Former Lebanese Prime Minister Hassan Diab, who resigned in the wake of the Beirut port explosion, filed a suit against the state on Wednesday over his prosecution by investigating judge Tarek Bitar for his role in the disaster, local Al Jadeed TV reported.
The suit, filed one day before a scheduled interrogation by the judge, means that Bitar must pause his prosecution of Diab once he is officially notified of the case, lawyer Nizar Saghieh of watchdog group Legal Agenda told Reuters.
Diab, who has been charged with negligence over the Aug. 4. 2020 port blast that killed more than 215 people, has missed at least two interrogation sessions scheduled by Bitar. Nearly all the senior officials he has sought to question have also spurned him.

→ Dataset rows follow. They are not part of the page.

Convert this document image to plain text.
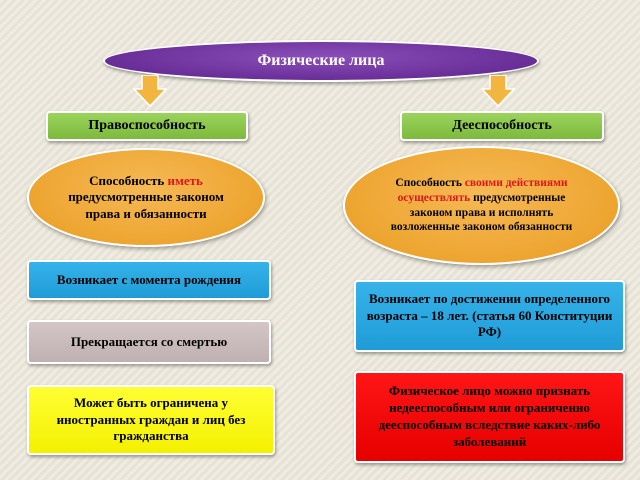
Физические лица
Правоспособность	Дееспособность
Способность иметь предусмотренные законом права и обязанности
Способность своими действиями осуществлять предусмотренные законом права и исполнять возложенные законом обязанности
Возникает с момента рождения
Прекращается со смертью
Может быть ограничена у иностранных граждан и лиц без гражданства
Возникает по достижении определенного возраста – 18 лет. (статья 60 Конституции РФ)
Физическое лицо можно признать недееспособным или ограниченно дееспособным вследствие каких-либо заболеваний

A lawyer representing Diab did not respond to a request for comment.
Bitar has in the past issued arrest warrants for ministers who failed to show up for interrogation, and Diab's lawsuit was likely an 11th-hour attempt to prevent a similar scenario after his interrogation scheduled for Thursday, Saghieh said.
Diab has argued that the judge does not have the authority to prosecute him, as have a number of former ministers charged by Bitar who have filed a slew of lawsuits and motions seeking to have the judge removed.
Diab, a Sunni Muslim, on Tuesday met with Lebanon's top Sunni authority, Mufti Abdel-Latif Derian, who later issued a statement saying that Diab could only be prosecuted at a special court formed by a parliamentary vote.
That court has never held any official accountable and attempts to refer officials to it are widely viewed by the families of victims as a ploy to limit the probe.